A circuit of East Grinstead's one-way system brings you down to (a) Earth and (b) the railway station. Platform 2 is rather further away from the capital than when you began some time ago.

The average luggage-burdened traveller will board the waiting train to London Bridge. But for anyone unencumbered, the footbridge over the tracks marks the start of the Worth Way – a seven-mile arc along a former railway line.

Worth: a detour

The defunct track to Three Bridges cuts through sublime rural landscapes, populated by dog-walkers and the odd cyclist and doused with winter's magic. As the breeze ruffles the leaves that have fallen, and those still hanging on in the teeth of winter, you would not imagine that the world's busiest-single runway airport is but a few miles from the Worth Way.

Embers of a pale December sun filter through thinning trees to bestow an Impressionistic frisson on the northern fringes of Sussex – and remind you of the joyful turning of the seasons.
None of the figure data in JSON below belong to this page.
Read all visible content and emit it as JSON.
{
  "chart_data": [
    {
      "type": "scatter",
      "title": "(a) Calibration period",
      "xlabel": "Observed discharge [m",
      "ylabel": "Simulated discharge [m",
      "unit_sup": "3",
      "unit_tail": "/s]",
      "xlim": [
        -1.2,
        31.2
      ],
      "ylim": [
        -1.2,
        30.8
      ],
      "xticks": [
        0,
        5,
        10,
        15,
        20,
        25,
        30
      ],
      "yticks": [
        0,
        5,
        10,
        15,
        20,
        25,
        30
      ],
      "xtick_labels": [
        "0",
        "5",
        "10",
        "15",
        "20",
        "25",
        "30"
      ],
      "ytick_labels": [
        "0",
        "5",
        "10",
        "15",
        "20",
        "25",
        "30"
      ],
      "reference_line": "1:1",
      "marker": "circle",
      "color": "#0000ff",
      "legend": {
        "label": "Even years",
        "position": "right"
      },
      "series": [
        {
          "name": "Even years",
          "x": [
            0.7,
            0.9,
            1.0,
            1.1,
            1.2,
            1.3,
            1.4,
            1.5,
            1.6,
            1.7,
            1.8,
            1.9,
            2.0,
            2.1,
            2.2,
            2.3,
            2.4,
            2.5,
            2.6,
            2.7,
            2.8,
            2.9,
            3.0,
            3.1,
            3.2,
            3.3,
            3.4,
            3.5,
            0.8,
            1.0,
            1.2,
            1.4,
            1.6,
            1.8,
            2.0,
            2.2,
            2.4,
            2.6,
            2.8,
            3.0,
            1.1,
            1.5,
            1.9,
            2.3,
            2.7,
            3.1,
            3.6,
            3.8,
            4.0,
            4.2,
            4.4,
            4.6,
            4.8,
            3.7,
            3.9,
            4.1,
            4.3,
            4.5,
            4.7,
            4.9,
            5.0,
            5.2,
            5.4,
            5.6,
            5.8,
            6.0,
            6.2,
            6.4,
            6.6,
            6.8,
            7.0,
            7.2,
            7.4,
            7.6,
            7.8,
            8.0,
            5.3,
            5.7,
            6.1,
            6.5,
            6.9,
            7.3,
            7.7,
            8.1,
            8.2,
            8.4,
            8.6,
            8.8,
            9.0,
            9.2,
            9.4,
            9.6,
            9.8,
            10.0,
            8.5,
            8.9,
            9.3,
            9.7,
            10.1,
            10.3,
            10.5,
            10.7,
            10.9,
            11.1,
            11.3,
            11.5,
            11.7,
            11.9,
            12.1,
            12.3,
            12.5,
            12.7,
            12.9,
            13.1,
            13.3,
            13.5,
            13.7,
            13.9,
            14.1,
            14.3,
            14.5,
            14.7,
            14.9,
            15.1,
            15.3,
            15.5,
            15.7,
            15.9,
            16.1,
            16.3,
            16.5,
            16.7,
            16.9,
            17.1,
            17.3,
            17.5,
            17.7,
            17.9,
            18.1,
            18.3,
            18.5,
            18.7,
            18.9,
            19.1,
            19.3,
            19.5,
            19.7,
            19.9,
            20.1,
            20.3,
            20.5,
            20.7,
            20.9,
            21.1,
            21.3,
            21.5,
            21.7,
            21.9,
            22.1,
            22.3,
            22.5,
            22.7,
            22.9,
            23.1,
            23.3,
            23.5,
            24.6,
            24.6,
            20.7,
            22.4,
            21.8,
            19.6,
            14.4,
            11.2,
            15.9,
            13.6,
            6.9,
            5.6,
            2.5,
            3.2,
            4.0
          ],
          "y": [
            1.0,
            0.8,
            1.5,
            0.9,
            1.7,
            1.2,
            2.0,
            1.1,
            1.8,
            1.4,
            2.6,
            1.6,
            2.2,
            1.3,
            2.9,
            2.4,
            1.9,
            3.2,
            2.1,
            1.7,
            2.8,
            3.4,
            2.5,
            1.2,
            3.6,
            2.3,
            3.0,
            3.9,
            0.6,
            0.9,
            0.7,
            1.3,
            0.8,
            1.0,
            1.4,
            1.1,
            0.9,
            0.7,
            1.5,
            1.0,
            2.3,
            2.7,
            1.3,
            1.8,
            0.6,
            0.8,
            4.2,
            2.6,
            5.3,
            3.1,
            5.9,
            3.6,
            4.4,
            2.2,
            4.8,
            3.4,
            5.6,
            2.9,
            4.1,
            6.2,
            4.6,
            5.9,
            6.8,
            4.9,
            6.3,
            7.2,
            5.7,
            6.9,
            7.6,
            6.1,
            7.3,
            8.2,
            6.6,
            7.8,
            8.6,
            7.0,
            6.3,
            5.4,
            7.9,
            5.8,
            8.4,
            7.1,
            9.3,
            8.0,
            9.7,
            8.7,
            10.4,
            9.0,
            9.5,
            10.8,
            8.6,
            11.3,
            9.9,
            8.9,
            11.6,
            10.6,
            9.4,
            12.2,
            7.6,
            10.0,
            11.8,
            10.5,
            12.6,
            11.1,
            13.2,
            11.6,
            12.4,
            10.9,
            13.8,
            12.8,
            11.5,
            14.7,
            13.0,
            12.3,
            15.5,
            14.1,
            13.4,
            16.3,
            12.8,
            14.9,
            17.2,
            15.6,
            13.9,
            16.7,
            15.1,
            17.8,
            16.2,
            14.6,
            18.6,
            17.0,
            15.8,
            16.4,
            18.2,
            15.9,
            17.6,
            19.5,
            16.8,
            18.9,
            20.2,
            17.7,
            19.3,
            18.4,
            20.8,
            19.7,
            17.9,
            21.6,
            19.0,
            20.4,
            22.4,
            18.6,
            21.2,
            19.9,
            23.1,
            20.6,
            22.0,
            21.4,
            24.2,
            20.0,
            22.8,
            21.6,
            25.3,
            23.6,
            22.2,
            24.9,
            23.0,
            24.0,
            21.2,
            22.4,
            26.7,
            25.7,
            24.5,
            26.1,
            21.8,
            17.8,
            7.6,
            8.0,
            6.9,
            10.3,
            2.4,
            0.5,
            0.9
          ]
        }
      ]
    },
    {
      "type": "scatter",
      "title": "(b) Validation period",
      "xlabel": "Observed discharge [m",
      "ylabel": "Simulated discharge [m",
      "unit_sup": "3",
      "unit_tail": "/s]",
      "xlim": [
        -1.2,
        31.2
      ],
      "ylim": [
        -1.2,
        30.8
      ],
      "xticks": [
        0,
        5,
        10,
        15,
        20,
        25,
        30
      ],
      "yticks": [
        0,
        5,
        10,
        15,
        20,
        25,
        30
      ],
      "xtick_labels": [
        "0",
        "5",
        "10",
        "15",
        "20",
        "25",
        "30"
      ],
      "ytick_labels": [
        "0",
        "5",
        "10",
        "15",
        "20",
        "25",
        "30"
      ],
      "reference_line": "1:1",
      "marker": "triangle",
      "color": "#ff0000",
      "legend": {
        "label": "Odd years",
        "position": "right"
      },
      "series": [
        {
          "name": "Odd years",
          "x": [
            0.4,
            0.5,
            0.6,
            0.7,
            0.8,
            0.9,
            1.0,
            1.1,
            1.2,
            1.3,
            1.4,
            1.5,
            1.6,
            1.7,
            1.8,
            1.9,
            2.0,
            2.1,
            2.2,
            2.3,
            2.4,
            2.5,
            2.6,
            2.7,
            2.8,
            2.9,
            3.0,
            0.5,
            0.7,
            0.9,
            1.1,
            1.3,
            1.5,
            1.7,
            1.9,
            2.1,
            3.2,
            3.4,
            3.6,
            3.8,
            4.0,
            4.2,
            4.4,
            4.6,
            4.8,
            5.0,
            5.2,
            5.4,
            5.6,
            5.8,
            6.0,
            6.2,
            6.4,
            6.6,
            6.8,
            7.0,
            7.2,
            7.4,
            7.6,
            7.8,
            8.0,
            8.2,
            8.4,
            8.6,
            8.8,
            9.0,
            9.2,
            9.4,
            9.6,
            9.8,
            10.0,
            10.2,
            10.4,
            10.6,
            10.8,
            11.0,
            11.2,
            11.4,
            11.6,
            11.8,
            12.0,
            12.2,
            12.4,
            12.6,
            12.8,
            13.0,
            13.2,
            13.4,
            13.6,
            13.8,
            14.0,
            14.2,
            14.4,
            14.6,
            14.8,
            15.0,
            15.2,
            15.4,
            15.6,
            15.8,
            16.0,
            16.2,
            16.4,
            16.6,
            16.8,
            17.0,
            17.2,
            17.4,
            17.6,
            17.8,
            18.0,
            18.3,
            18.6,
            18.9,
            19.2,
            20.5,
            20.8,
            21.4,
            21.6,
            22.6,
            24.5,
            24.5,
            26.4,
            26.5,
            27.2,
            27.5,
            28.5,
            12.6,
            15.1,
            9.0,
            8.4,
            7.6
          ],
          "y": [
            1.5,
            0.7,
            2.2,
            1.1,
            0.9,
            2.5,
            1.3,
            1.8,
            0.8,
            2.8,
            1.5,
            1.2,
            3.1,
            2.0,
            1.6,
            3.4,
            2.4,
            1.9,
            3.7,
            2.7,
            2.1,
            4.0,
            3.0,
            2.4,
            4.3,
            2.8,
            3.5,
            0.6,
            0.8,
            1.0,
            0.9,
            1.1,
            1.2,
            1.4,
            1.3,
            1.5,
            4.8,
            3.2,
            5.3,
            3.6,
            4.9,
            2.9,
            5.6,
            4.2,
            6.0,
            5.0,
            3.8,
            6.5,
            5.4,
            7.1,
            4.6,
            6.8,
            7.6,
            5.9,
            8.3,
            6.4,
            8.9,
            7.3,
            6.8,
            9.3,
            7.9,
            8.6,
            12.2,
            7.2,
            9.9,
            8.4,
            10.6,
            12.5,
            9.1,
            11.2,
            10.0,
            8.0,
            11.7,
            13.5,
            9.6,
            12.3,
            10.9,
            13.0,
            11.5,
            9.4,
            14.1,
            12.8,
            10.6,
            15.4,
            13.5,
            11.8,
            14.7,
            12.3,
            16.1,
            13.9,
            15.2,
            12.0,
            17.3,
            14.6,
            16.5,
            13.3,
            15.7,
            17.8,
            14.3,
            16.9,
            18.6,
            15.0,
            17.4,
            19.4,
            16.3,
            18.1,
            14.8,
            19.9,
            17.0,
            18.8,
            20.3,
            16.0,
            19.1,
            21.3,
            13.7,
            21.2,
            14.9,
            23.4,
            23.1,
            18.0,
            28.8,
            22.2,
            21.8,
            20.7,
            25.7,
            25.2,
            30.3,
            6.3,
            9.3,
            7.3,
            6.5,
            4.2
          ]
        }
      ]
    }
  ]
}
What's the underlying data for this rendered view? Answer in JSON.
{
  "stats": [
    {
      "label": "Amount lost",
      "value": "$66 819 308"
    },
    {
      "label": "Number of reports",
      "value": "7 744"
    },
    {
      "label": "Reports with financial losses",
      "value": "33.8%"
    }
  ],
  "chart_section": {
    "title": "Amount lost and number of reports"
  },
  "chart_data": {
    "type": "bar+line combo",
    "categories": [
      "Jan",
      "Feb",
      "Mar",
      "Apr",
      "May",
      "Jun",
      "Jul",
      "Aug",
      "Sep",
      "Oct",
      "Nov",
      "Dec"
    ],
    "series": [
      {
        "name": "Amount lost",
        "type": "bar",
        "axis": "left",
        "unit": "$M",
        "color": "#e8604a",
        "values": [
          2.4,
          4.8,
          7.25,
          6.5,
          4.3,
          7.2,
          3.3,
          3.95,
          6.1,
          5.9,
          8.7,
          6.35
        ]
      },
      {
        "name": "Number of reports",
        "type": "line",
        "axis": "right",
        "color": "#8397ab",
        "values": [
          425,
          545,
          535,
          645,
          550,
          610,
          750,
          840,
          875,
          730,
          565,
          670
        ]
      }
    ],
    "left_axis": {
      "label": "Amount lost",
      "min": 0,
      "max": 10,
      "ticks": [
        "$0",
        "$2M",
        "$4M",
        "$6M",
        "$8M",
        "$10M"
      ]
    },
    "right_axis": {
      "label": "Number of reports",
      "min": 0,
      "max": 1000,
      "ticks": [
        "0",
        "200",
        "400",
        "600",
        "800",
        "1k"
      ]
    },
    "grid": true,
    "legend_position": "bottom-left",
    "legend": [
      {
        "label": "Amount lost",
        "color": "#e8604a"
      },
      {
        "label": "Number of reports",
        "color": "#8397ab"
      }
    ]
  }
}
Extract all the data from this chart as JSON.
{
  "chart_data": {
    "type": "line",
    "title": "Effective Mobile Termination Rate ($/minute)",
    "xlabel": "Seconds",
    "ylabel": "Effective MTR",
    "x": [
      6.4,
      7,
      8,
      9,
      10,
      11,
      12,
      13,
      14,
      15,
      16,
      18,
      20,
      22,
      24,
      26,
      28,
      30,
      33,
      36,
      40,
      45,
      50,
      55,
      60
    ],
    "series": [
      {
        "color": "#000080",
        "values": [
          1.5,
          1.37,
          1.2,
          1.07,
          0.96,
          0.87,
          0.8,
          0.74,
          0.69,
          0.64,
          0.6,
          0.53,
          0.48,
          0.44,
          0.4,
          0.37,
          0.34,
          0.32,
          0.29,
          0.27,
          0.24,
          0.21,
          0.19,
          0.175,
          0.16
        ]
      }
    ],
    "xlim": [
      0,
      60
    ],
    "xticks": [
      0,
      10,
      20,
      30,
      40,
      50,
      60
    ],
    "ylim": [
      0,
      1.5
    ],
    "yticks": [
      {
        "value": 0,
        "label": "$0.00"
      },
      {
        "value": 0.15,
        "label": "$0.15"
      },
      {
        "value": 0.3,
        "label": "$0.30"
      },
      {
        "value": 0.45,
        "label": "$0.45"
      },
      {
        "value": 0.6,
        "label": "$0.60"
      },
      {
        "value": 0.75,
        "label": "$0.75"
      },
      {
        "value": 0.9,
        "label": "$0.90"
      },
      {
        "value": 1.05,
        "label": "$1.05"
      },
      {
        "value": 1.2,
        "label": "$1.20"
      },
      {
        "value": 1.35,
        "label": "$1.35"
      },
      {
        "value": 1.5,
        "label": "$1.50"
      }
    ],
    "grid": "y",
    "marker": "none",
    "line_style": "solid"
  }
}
Halfway along, the Worth Way is interrupted by an estate of "executive homes" to eradicate any chance of resuscitating the Beeching'd line.The hazy rural bliss soon resumes, along a track now embroidered with stout Victorian bridges and tunnels. It culminates in the flinty glory of Worth Church – built when the Saxons, who gave Sussex its name were in charge.

It's downhill from here to Three Bridges station. By 27 December, this modest junction will be on the schedule of more confused Gatwick new arrivals. The cunning plan is to augment the East Grinstead connection with trains that run south from the airport towards Brighton. They swerve west onto the Trans-Crawley Railway through the sprawling New Town to Horsham. Here, the train reverses and finally chugs off in the general direction of London, ushering passengers beneath the shadow of Box Hill – high point of last summer's Olympic Road Race for cyclists. The train sets no records, taking 95 minutes to reach London.

Take the Orient line

After testing both the eastern and western diversions, I urge you to stick with the Orient. East Grinstead is the closest station to A A Milne territory, and the line north threads through a land of meadows, hedgerows, hills and valleys, with storybook names to match. After gliding past Crab Orchard Wood, you arrive at Dormans Station – on Blackberry Lane, just at the foot of Mutton Hill.

To remind you this is the most crowded corner of a densely packed nation, Morrison's car park at Oxted station is followed by a traverse of the M25. But scenery soon returns as you wend lyrically from Woldingham to Upper Warlingham. You cross the Greater London boundary with the windows still framing gentle farmland.

Even when the suburbs begin to crowd in, this trajectory is surely the most scenic of any railway into London: flanking a deep, narrow valley that would not be out of place in Bavaria. Coincidentally, the journey through the coy glories of southern England has lasted as long as it takes to fly from Munich to Gatwick.

The train operators to the Sussex airport are at least making an effort to run a Boxing Day service. The Heathrow Express is suspended on both 25 and 26 December, as are trains serving Manchester airport. Which is a shame, because the only form of long-distance transport running in Britain on Christmas Day that I can identify is a pair of BA flights, shuttling between Heathrow and Manchester.